The facts

The prison population has risen by 82% in the last 30 years and conditions inside continue to deteriorate. Campaigners have raised serious concerns about violence, drug use and overcrowding. The safety of those held and working in custody has worsened rapidly during the last six years, with more self-inflicted deaths, self-harm and assaults than ever before. Meaningful rehabilitative activities are compromised due to staff shortages, lack of space and oversubscription. Existing mental health and substance misuse issues are often left unaddressed, and worsen, in custody.

Reoffending rates remain stubborn and prospects on release can be poor. Existing problems, as well as the barriers presented by a criminal record, can mean finding and keeping a job is a challenge. Just 19% of people leaving prison and referred to the Work Programme go on to find a job which they have held for six months or more.
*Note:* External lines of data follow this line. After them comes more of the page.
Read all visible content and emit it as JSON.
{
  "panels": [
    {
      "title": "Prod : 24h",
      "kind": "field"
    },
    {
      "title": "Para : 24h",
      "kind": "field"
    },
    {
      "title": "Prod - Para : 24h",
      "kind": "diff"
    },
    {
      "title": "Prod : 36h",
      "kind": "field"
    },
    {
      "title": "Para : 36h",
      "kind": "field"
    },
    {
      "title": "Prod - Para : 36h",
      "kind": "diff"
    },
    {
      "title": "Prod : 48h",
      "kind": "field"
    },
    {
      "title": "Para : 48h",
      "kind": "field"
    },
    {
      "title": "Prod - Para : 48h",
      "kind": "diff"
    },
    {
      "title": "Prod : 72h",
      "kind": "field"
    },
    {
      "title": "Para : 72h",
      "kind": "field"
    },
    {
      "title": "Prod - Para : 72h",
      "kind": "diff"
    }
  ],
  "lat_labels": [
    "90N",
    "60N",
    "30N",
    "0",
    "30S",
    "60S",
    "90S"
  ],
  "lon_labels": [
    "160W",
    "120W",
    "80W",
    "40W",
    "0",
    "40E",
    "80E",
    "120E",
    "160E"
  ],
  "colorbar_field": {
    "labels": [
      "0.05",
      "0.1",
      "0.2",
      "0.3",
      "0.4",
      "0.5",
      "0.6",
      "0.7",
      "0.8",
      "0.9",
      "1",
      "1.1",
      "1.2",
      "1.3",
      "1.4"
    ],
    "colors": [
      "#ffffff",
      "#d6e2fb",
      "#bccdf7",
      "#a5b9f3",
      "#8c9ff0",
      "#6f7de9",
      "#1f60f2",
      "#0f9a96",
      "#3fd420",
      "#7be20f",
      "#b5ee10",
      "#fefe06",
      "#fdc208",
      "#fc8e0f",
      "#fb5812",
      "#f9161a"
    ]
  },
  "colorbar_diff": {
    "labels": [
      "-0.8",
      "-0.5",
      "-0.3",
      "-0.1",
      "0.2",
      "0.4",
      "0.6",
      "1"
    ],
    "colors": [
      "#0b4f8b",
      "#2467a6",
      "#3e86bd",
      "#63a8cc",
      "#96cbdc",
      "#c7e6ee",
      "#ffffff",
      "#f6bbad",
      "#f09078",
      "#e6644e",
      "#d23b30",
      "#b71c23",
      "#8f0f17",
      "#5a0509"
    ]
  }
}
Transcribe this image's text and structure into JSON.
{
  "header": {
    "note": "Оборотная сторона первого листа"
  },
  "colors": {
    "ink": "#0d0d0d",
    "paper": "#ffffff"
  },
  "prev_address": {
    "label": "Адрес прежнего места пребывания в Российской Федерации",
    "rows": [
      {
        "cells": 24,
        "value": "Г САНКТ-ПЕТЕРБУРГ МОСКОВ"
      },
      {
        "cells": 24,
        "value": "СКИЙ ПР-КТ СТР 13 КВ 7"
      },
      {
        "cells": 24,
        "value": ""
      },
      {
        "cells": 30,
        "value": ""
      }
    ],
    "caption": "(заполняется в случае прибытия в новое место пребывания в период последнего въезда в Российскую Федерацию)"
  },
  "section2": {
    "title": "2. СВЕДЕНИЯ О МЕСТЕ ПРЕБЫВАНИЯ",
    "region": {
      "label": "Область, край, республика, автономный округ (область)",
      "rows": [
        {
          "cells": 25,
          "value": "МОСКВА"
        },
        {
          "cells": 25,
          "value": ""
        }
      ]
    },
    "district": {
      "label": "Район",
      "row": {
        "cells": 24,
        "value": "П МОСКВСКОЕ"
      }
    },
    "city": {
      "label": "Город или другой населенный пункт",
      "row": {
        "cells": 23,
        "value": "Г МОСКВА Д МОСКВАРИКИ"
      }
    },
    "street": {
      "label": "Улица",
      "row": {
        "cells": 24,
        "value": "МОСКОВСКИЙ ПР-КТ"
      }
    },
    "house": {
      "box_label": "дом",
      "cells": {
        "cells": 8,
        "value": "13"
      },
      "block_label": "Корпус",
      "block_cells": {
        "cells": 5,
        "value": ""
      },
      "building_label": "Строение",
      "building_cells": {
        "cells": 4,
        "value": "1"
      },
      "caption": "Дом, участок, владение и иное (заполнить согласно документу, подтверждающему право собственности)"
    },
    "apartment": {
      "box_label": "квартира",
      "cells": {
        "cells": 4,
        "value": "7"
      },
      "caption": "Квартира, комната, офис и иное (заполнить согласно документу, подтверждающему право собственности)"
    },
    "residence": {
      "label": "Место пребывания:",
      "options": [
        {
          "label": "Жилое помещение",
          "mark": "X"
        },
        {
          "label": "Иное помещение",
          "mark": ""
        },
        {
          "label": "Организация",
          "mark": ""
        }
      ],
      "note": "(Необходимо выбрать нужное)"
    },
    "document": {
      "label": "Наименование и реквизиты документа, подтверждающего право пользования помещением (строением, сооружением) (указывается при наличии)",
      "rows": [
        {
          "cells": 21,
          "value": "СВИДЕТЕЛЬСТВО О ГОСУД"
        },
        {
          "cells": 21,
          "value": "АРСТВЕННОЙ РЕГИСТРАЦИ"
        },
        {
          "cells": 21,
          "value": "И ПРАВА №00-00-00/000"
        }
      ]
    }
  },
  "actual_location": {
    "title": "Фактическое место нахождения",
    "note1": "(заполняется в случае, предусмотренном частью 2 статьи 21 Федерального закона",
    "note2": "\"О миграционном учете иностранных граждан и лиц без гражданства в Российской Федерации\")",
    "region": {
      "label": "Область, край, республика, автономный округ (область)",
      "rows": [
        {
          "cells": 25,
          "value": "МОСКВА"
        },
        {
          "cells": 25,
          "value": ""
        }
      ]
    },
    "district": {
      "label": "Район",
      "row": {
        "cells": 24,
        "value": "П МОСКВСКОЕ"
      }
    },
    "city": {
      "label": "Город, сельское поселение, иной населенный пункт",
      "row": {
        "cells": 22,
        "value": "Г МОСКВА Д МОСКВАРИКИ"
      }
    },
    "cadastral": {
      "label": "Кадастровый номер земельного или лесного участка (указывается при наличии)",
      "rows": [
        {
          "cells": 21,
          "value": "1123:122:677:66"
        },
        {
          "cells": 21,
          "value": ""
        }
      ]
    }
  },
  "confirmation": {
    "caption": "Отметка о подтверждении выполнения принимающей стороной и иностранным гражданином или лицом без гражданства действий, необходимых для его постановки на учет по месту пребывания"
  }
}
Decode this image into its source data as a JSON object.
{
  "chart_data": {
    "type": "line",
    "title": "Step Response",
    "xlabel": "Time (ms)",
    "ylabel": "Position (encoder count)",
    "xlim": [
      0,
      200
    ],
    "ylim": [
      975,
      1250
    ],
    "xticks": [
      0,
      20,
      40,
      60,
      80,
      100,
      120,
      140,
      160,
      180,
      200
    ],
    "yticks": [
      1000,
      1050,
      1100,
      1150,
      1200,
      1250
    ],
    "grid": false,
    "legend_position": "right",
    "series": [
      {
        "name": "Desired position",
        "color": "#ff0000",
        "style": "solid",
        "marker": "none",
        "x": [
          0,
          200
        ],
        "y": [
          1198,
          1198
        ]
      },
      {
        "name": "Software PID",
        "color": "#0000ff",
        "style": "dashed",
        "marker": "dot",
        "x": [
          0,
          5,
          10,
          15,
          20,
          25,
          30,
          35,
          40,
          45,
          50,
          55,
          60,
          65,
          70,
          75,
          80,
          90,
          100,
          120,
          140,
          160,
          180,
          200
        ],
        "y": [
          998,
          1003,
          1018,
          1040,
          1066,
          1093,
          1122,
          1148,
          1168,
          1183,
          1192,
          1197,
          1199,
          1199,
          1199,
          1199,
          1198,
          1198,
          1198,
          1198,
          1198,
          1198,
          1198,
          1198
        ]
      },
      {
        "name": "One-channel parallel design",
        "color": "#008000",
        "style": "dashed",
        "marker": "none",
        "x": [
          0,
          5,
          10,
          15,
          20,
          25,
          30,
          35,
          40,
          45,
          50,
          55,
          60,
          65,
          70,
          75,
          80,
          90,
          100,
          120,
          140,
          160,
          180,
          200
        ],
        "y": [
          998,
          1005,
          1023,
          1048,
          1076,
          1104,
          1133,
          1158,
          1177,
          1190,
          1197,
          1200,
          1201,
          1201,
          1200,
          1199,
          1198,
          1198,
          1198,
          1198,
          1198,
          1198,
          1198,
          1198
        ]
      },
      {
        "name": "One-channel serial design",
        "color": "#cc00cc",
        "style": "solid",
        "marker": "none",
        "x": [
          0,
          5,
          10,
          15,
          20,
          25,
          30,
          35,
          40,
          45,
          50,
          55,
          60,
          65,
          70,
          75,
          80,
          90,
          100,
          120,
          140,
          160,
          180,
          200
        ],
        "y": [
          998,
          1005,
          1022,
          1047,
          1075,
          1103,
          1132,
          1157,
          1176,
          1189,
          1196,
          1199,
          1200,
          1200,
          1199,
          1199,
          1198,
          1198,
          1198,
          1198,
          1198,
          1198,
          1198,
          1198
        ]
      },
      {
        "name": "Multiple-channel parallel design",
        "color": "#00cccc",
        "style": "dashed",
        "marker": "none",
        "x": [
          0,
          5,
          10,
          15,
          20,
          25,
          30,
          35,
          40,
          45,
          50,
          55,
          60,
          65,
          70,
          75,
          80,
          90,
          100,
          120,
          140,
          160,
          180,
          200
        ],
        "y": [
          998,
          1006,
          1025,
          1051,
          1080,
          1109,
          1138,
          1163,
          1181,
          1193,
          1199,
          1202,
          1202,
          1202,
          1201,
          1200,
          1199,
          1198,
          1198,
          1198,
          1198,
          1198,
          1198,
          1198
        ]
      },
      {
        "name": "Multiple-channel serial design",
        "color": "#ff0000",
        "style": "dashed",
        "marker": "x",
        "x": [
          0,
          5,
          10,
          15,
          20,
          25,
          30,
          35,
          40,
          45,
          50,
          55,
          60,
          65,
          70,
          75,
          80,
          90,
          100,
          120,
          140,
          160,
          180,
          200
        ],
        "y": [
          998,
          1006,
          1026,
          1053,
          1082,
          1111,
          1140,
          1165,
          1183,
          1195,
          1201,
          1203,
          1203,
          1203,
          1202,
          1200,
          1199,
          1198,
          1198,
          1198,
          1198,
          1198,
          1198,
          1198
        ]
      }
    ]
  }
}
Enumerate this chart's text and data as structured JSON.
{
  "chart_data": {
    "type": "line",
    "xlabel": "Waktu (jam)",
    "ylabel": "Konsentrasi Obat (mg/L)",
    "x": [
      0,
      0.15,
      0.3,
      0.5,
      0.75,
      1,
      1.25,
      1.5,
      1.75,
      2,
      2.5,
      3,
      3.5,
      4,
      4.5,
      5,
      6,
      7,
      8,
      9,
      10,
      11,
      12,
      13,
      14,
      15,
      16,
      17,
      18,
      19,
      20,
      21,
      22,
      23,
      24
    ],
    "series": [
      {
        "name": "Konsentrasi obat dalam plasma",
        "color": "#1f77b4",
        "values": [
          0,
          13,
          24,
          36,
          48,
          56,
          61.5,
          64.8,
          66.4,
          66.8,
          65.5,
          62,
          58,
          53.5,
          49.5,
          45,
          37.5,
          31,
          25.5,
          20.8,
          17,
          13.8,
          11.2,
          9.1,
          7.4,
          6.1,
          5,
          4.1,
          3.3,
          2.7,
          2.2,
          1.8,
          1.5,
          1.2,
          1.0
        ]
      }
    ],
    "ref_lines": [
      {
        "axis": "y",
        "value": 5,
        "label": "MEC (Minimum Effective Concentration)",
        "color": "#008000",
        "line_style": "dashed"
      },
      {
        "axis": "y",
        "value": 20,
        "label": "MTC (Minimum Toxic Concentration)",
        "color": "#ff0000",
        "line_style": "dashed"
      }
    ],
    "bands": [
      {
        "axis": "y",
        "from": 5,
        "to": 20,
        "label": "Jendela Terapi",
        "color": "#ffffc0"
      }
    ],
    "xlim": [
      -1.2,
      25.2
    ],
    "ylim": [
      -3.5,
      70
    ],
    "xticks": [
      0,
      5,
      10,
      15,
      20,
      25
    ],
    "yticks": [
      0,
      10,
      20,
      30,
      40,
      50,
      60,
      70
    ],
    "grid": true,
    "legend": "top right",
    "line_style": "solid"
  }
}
Entitlement to housing benefit stops for all prisoners serving more than 13 weeks, meaning that many prisoners lose their housing. Recent indications suggest that around one-third of people leaving prison said they had nowhere to live.

Our approach

Our services in custody and the community are designed to help reduce crime and reoffending and to make communities safer. We know that mental health problems, substance misuse issues, learning difficulties and trauma are all prevalent among people in custody. Almost one-third of people assessed in prison in 2015/16 reported that they had a learning disability. From the moment a person is received into prison, through to release back into the community, we deliver practical support and provide information, advice and guidance.

We assess the needs and recognise the risks that each individual presents and work with them to develop an individually-tailored resettlement action plan. We also ensure that we maintain close, responsive and effective working relationships with our partners and stakeholders such as police, probation (CRC and NPS), Jobcentre Plus, training organisations and colleges, employers, accommodation providers, health services and a wide range of statutory and voluntary agencies.

We recognise the importance of lived experience, so we have a pool of volunteers – a number of whom are ex-offenders – who support our work and act as mentors and peer mentors for service users.

Our work with people in custody

We work with young and adult offenders in prisons and in the community, offering a wide range of services for a variety of client groups to support them to change their lives. Our goal is to reduce reoffending and help people to positively reintegrate into society. We operate in 14 prisons, young offender institutions and one secure training centre, offering a wide range of practical support.

We work with people in the run up to release to ensure they are practically and emotionally prepared for life on the outside. As part of this work, we signpost and support service users to find places in education, training or employment and to obtain suitable, stable and affordable accommodation. This includes referring young people and women to more specialist services. We are also a provider of community and prison accommodation.

We offer support and advice regarding access to employment, housing and education to people with criminal records and professionals working with them. We also provide training to employers and organisations about assessing and managing risk in relation to criminal records.

Dwaine’s story

Our work with Dwaine helped him to turn his life around. Read his story here.

Our resettlement services

Nacro Greenwich Resettlement, funded by the Oxleas NHS Trust, provides resettlement services to offenders with medium to high mental health concerns, a high risk of reoffending and/or gang affiliation leaving HMP Belmarsh, HMP Thameside and HMP ISIS.
Nacro Peterborough Education, Training and Employment Programme helps offenders to prepare effectively for release and reintegration into society by providing advice on housing, employment or money management.
Nacro Transforming Rehabilitation – BeNCH, in partnership with Sodexo, provides support with accommodation, finance, benefits and debt to people leaving HMP Bedford and HMP Woodhill, and community support in Bedfordshire and Northamptonshire.
Nacro Transforming Rehabilitation – Essex, in partnership with Sodexo, provides resettlement interventions relating to accommodation, education, training and employment, and finance, benefits and debt, delivers in custody and through-the-gate mentoring schemes and community group work programmes.
Nacro Conwy Supported Housing provides housing support to people with an offending history or who are at risk of reoffending. The team continues to provide support post-tenancy to ensure the smooth transition to independent living.
Nacro Denbighshire Flexible Supported Housing Service – Rhyl helps offenders to resettle into the community by providing support with housing-related issues such as managing their tenancies.
Nacro Gwynedd Supported Housing helps offenders to resettle into the community by providing support with housing-related issues such as managing their tenancies.
Nacro in Medway Secure Training Centre provides young people between the ages of 12 and 18 with core education in line with the national curriculum, as well as vocational education.
Nacro Kent Housing Brokerage Service, in partnership with Centra, delivers housing brokerage services both in custody and in the community throughout Kent. In custody, Nacro supports individuals as they begin their sentence and also as they prepare for release.
Nacro Wandsworth High Support helps ex-offenders to resettle into the community by providing them with support on training, housing and independent living skills.
Nacro Wavertree Accommodation Project provides 24-hour supported housing to people with an offending background and helps them gain the skills, knowledge and confidence needed to move on to independent accommodation.